Code and notebooks for connecting and interacting with Local LLMs, agentic tool usage and RAG practices. The implementation will be done mostly with LangChain framework, and maybe others modules as well. The local server end point is LM-Studio for most cases. HuggingFace API and codebase will be used as well.
At the moment most of the notebooks and codebase in this repository is for practicing and educational purpose, not for production use.
Below you will find a brief overview of the concepts and implementations from this repo
When to use the different agent types:
Use initialize_agent() if:
- You're using LangChain < v0.1
- Need simple zero-shot agents without complex tools
Use create_react_agent() if:
- Your LLM doesn't support function calling
- You need explicit "Thought/Action" logging
Use create_openai_tools_agent() for:
- LM Studio/OpenAI-style APIs ✅
- Complex tool interactions ✅
- Built-in chat history ✅
Additional difference between create_react_agent() vs. create_openai_tools_agent():
create_react_agent()natively support tools usage, it is explicitly defined in its PromptTemplate, but it DOES NOT support "chat-history" - for single prompts uses onlycreate_openai_tools_agent()does not explicitly define tools usage in its ChatPromptTemplate, and this capability depends on the underlying model, but it DOES support "chat-history"
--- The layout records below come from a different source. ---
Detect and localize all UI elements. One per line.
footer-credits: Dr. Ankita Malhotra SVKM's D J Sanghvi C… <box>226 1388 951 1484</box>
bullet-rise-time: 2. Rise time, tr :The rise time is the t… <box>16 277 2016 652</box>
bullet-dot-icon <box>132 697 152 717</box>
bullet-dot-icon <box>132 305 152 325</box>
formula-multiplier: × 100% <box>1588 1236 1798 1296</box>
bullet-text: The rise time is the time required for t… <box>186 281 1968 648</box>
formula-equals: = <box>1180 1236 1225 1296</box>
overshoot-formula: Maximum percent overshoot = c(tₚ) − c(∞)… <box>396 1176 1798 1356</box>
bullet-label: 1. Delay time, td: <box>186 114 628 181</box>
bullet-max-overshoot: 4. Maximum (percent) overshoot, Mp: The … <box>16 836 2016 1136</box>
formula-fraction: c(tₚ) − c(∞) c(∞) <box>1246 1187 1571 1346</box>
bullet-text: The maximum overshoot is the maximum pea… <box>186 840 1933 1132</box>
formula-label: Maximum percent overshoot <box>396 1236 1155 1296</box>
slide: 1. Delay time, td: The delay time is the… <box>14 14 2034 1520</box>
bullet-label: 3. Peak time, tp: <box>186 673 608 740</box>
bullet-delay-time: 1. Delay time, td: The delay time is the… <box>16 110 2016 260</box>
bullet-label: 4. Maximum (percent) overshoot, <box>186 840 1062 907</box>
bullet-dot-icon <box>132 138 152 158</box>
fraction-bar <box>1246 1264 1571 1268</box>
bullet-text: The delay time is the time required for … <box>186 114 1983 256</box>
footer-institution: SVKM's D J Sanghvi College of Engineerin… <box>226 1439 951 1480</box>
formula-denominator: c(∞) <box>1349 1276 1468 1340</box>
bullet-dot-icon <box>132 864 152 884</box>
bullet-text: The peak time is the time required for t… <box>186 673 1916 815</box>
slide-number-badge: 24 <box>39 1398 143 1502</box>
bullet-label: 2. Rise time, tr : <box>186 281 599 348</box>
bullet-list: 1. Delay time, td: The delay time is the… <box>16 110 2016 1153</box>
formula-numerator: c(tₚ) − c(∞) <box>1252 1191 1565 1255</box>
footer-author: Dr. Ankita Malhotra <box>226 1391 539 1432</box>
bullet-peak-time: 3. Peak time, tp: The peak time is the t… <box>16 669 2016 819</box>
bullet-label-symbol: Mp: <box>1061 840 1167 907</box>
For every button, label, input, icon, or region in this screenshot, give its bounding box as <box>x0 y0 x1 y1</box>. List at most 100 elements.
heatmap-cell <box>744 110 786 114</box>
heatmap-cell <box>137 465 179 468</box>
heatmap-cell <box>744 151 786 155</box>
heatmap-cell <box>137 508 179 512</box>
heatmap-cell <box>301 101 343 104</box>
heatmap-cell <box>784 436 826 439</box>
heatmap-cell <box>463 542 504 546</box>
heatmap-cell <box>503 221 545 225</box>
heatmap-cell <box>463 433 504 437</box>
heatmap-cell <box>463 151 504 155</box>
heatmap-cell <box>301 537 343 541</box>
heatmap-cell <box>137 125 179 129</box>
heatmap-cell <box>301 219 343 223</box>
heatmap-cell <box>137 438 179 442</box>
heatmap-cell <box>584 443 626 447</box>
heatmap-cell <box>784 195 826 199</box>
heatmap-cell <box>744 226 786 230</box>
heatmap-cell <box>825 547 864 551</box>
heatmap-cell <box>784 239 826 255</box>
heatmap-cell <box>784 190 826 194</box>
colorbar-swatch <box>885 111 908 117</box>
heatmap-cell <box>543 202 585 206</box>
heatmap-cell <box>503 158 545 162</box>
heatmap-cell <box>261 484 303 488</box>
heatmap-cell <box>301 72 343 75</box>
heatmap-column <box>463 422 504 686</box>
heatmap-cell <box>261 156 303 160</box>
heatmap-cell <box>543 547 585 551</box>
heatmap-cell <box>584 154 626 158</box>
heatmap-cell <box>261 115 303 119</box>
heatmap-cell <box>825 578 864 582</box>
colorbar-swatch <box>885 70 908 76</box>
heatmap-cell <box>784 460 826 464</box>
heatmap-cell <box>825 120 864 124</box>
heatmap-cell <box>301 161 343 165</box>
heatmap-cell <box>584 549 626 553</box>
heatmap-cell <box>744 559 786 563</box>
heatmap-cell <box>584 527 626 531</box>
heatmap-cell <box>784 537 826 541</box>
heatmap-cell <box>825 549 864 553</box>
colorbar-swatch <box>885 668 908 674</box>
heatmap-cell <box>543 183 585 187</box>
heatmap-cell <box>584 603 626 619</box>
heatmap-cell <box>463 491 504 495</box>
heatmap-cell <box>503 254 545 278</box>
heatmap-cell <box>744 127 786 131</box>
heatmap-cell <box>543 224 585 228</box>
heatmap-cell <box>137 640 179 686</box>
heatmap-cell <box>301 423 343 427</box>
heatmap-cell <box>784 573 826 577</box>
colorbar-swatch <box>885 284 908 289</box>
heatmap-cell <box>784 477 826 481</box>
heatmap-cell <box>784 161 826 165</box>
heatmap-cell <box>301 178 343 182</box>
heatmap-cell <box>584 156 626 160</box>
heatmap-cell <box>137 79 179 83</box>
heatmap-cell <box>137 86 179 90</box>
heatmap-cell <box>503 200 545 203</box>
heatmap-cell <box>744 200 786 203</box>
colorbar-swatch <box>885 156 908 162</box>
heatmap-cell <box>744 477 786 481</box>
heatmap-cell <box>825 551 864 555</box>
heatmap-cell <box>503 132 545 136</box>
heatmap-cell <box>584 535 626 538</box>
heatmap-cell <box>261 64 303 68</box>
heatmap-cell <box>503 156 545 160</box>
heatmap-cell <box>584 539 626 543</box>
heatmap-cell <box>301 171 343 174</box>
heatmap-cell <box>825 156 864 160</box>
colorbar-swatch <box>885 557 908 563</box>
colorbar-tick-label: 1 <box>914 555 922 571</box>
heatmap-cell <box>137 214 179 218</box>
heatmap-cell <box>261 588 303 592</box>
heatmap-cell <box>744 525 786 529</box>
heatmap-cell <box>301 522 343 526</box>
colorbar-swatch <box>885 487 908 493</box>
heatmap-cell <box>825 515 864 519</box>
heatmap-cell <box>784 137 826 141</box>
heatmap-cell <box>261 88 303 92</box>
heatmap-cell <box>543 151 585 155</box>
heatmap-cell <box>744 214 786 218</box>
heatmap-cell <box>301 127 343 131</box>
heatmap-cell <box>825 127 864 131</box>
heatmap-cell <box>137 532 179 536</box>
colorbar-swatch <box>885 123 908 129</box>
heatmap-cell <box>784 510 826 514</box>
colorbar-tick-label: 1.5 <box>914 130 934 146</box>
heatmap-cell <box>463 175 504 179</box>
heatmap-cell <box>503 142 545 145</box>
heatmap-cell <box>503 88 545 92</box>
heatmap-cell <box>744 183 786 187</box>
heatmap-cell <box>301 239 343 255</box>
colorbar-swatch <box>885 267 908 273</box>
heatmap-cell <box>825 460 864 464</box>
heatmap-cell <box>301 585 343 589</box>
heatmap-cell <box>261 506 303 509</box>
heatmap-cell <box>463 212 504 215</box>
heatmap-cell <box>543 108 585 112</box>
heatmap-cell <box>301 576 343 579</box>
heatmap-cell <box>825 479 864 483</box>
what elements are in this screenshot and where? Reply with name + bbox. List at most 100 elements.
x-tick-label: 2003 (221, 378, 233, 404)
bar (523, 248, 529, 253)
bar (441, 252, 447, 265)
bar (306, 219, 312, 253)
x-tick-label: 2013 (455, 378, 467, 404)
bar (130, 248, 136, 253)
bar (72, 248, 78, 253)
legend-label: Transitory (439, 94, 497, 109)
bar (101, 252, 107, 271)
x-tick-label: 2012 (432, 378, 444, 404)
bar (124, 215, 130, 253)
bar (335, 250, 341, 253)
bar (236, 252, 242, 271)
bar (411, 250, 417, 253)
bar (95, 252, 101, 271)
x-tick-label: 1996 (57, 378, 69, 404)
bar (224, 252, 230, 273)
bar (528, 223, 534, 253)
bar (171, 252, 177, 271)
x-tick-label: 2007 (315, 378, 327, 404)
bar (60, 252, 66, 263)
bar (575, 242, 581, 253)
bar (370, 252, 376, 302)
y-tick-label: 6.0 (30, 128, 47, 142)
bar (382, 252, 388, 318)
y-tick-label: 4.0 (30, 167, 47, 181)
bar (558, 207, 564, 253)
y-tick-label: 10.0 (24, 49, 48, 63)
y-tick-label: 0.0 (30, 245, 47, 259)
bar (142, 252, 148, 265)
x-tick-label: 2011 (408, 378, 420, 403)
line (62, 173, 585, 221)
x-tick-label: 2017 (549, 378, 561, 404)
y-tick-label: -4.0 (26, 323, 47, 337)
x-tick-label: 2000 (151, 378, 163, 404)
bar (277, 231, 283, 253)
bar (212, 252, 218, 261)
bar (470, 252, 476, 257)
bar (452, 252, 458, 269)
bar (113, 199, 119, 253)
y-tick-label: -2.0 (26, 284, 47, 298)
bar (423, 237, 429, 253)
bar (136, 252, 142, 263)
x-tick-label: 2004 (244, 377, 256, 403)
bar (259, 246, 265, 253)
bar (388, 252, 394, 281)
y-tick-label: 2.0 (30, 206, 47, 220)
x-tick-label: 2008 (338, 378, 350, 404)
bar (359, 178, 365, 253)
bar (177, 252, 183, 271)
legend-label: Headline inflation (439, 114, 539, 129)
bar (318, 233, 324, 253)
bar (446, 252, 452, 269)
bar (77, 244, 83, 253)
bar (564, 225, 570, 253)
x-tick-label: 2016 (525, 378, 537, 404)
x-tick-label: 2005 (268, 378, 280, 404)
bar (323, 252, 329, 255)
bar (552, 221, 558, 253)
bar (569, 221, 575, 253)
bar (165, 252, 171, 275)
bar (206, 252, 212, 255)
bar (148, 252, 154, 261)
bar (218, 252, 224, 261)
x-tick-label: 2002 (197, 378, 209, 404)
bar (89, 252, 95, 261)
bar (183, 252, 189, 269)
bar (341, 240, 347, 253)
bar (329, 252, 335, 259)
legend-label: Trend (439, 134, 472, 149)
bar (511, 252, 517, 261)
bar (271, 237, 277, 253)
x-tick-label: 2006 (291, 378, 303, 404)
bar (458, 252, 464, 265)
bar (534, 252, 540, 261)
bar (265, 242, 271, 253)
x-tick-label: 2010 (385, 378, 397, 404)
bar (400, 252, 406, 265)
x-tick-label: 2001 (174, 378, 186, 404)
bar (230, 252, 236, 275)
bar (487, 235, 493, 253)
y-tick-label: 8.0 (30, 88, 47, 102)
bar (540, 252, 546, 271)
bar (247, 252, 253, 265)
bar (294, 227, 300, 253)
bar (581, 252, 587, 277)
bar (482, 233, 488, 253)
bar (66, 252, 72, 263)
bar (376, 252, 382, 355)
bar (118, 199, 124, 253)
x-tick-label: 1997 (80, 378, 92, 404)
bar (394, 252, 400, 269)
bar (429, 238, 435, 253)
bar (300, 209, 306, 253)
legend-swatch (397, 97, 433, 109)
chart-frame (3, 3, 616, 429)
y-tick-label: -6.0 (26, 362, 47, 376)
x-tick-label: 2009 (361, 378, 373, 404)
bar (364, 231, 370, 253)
Retrieval-Augmented Generation (RAG) is an architecture that augments a foundation LLM with external, up-to-date knowledge via a retrieval step before generation. It decouples the LLM's static training data from dynamic, domain-specific information.
Core Components (Local Setup):
- Vector Database: Stores embeddings of external documents (e.g., ChromaDB, FAISS, Weaviate).
- Embedding Model: Converts text → dense vectors (e.g., all-MiniLM-L6-v2, BGE-small).
- Retriever: Queries the DB for top-k relevant passages via similarity search (e.g., cosine distance).
- LLM: Takes the retrieved context + user query → generates a grounded response.